Noncoding and coding mechanisms of aging heart failure with preserved ejection fraction with thyroid dysfunction.

Heart Failure with preserved Ejection Fraction (HFpEF) is a lethal, heterogeneous, geriatric syndrome. Long noncoding RNAs (lncRNAs) constitute the majority of the functional mammalian transcriptome and are key regulators in complex pathophysiology. However, the roles of lncRNAs in aging HFpEF associated with thyroid hormone (TH) dysfunction are unclear. We investigated the well-established ZSF1 model in early and severe, aged HFpEF (5-, 13-, and 20-months [mo]). Both serum THs significantly decreased in HFpEF in a temporal manner. Echocardiogram showed preserved cardiac function. Morphometric and histologic analyses showed significant cardiac hypertrophy in HFpEF. LncRNA microarray and RT-qPCR revealed that three lncRNAs were significantly increased predominantly in 13-mo HFpEF. LncRNA knockdown showed improvement in cell viability, which was further enhanced with T3 (active TH).
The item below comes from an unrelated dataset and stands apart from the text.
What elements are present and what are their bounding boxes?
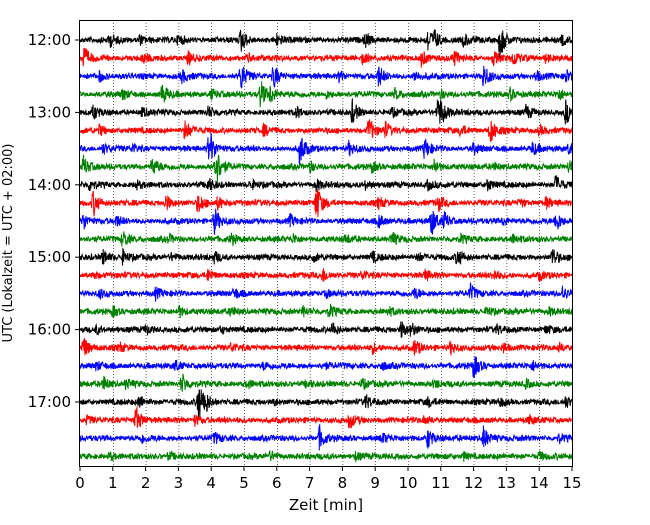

Microarray analyses showed that two mRNAs were significantly altered in early HFpEF. We also identified previously unreported tissue and serum inflammatory cytokine markers in early and late HFpEF. Taken together, we have shown novel noncoding and coding markers in early and/or late-aged hypothyroid HFpEF. Further studies may develop translatable diagnostic and therapeutic targets for HFpEF.